AI powers the catalogs of next-generation big data

By James Kobielus | May 03, 2018

Data’s relevance doesn’t always jump out at you. It takes work to distill useful insights from enterprise data lakes that are increasingly too large, diverse and dynamic to be explored through entirely manual methods.

Discoverability and visibility are what unlocks data’s value. More enterprises are embracing big-data catalogs to harness insights that would otherwise stay dormant and overlooked. Recognizing this growing demand, more data management solution providers are building sophisticated catalogs into their solution portfolios, as discussed in Wikibon’s recent big-data market study.

Artificial intelligence is a key force driving the evolution of big-data catalogs into enterprisewide platforms for collaboration curation. Increasingly, providers are integrating AI into their offerings to help users discover, refine, explore, analyze and apply complex data sets more rapidly and intelligently to diverse applications.

Among data management vendors, Informatica LLC has set the pace in the weaving of AI-infused metadata-management capabilities into its solution portfolio. In the breadth and sophistication of its AI capabilities, Informatica stands apart from other data catalog solution providers such as Alation Inc., Cloudera Inc., Hortonworks Inc. and Microsoft Corp.

The company briefed Wikibon last summer on its roadmap to integrate AI as an enabling capability across its entire product line, with its Enterprise Data Catalog at the center. At that time, Informatica had already incorporated AI — which it brands as “CLAIRE” — into its catalog to automate data clustering, tagging, and domain/entity recognition. The AI-powered catalog intelligently scans data assets from across the enterprise and automatically adds business context metadata. In its data integration offerings, Informatica had already integrated such CLAIRE AI technologies as genetic algorithms (to identify complex data sub-structures), natural language processing algorithms (to drive semantics-based modifications to data models) and machine learning algorithms (to parse clickstream, log, system, JSON and other “internet of things” data).

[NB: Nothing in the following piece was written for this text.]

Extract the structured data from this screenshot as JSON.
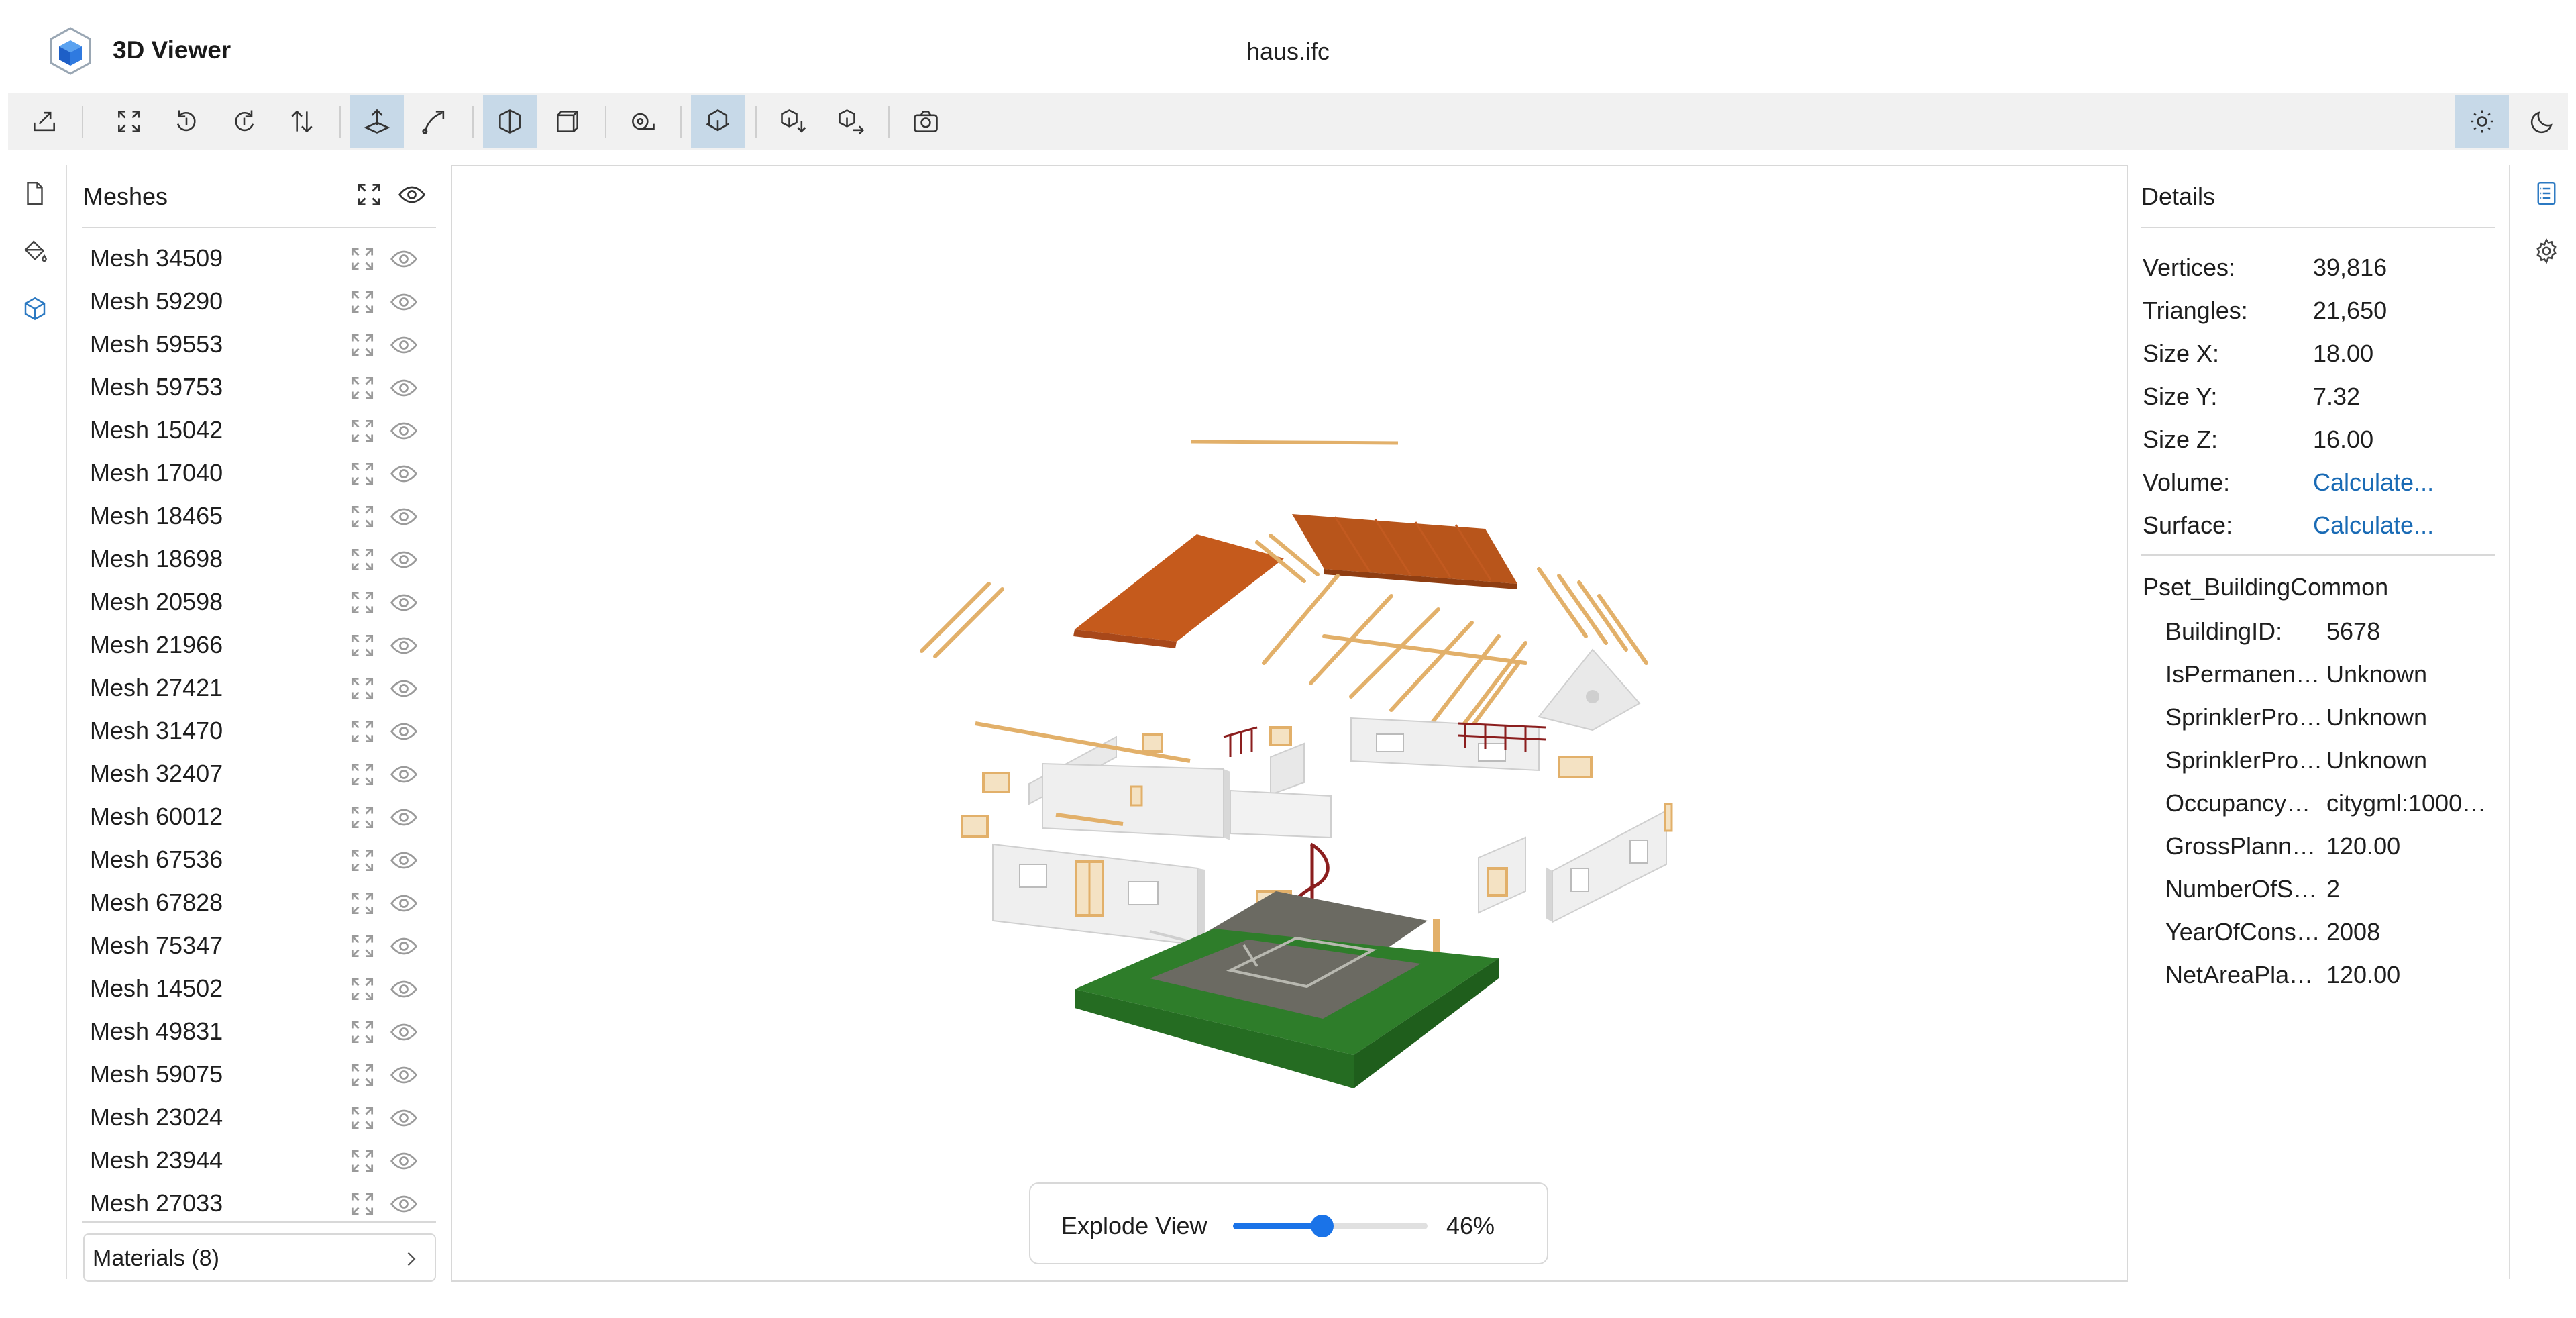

At Informatica World 2017, CEO Anil Chakravarthy spoke to theCUBE about how CLAIRE figures into its product roadmap going forward. “When we built CLAIRE, “ he said, “we did not invent the artificial intelligence or the machine learning. A lot of that is already available. So we took a lot of the best algorithms in machine learning and applied them to metadata and data management. That’s the secret sauce. It’s not the building the AI itself, it’s the use of the AI for data management.”

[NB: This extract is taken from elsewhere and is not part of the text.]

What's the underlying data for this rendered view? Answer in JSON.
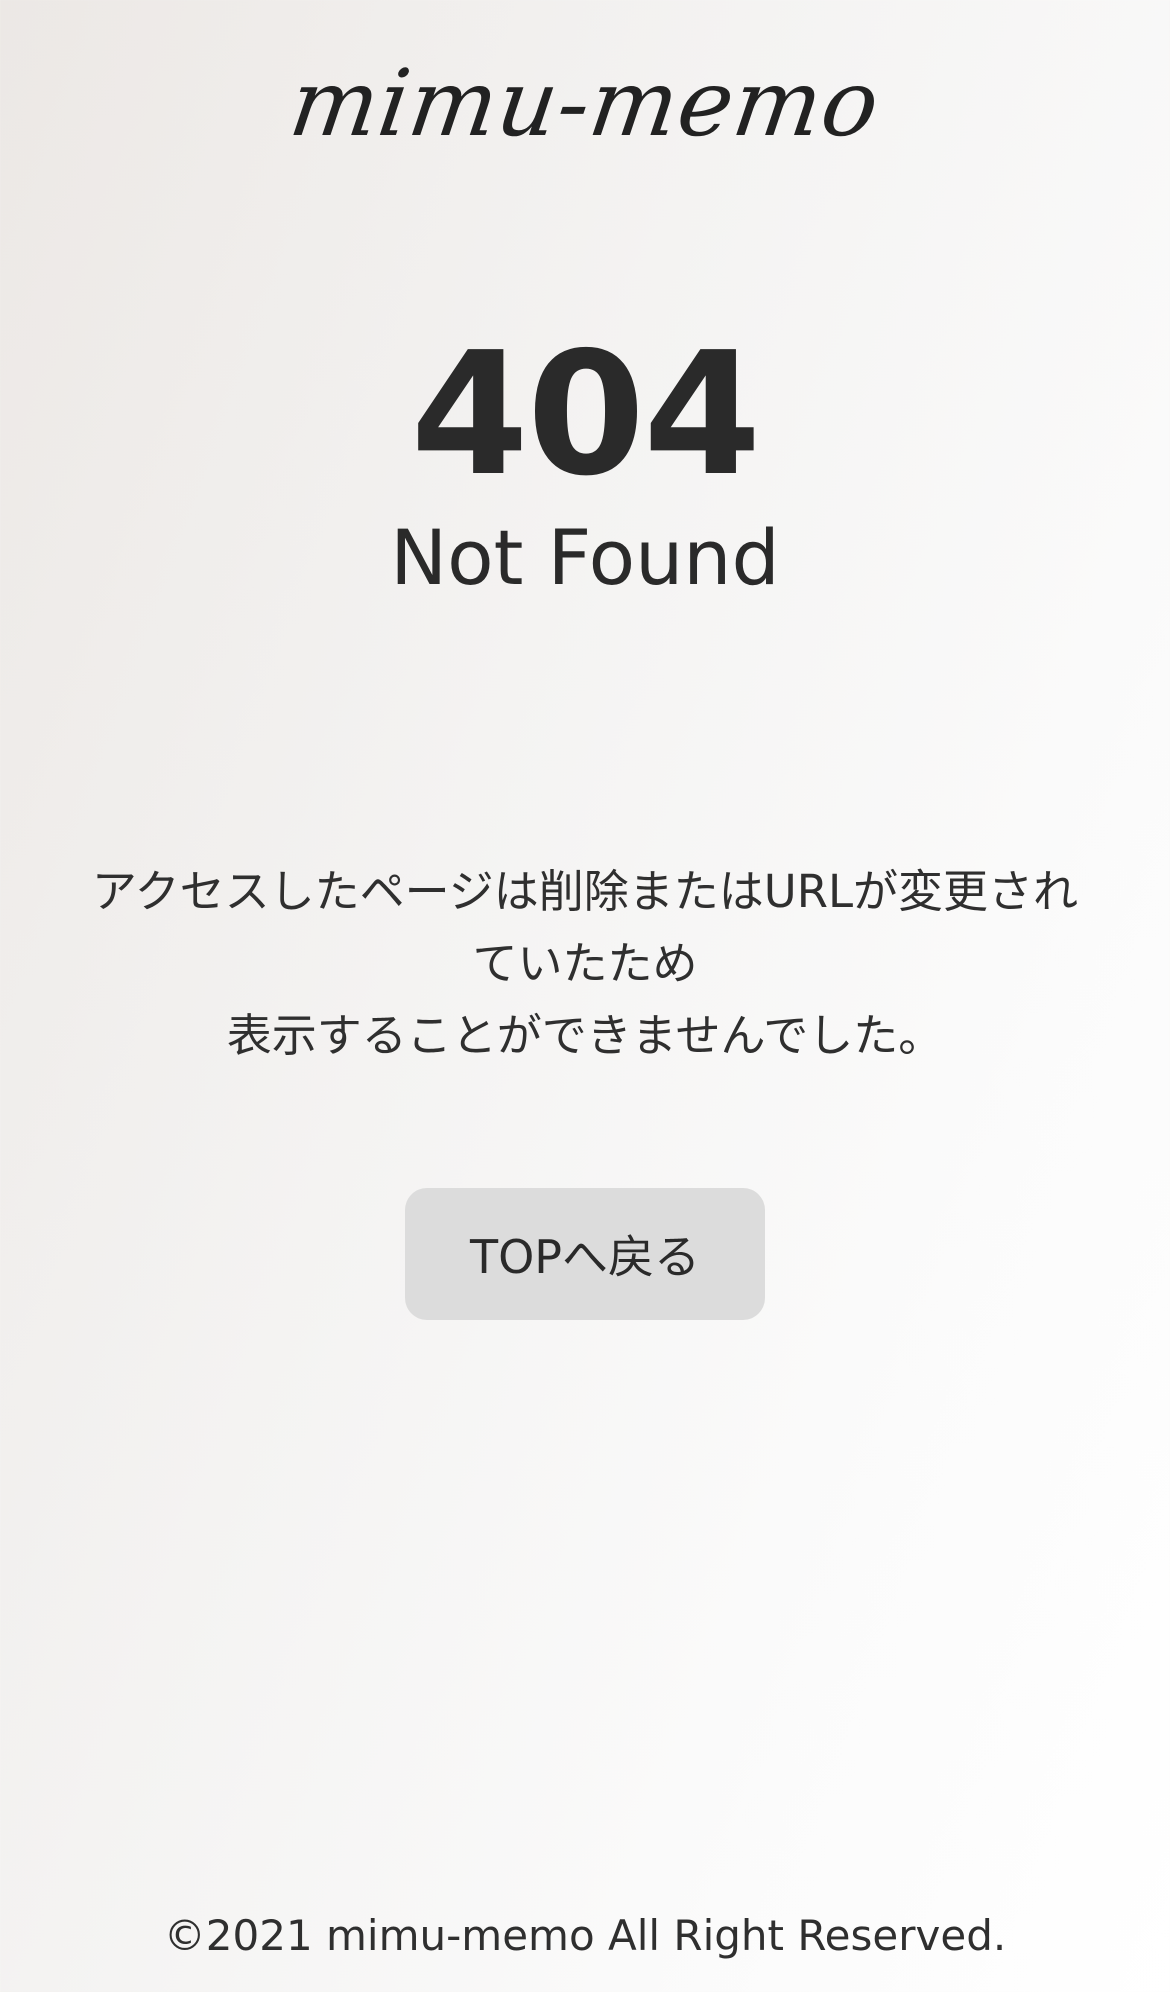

Chakravarthy emphasized that CLAIRE is “not a product. It’s … a cloud-scale, AI-powered real time engine that powers other products.” He added that CLAIRE will be embedded in Informatica products so that customers won’t have to deploy it explicitly. “So it means once you have any product like our enterprise data catalog or data governance solutions, you’re starting to use CLAIRE and then you can use CLAIRE for other use cases as well.”

In a new product announcement today, Informatica rolled out new features that infuse CLAIRE’s AI smarts more deeply into the catalog at the heart of its solution portfolio. The company’s core announcements were twofold: It has introduced enhanced AI algorithms for improved curation and classification of structured and unstructured data, and it now provides an integrated metadata-driven intelligent API.

These new features support self-service discovery of the catalogued data that is best for the task at hand, such as training a machine learning model or curating customer datasets. They also enable users, such as data scientists and stewards, to apply the catalogued data via a single click to whatever application environment they’re working within. In addition, Informatica now provides single-click deployment of the catalog to the Amazon Web Services and Microsoft Azure, so all of these features are available within those public clouds.

Over the next several years, Wikibon expects to see big-data catalogs become ubiquitous in enterprise data environments, with AI, intelligent metadata, recommendation engines and automated task-specific guidance as essential features. These capabilities will help organizations to manage their growing information assets across more complex hybrid clouds.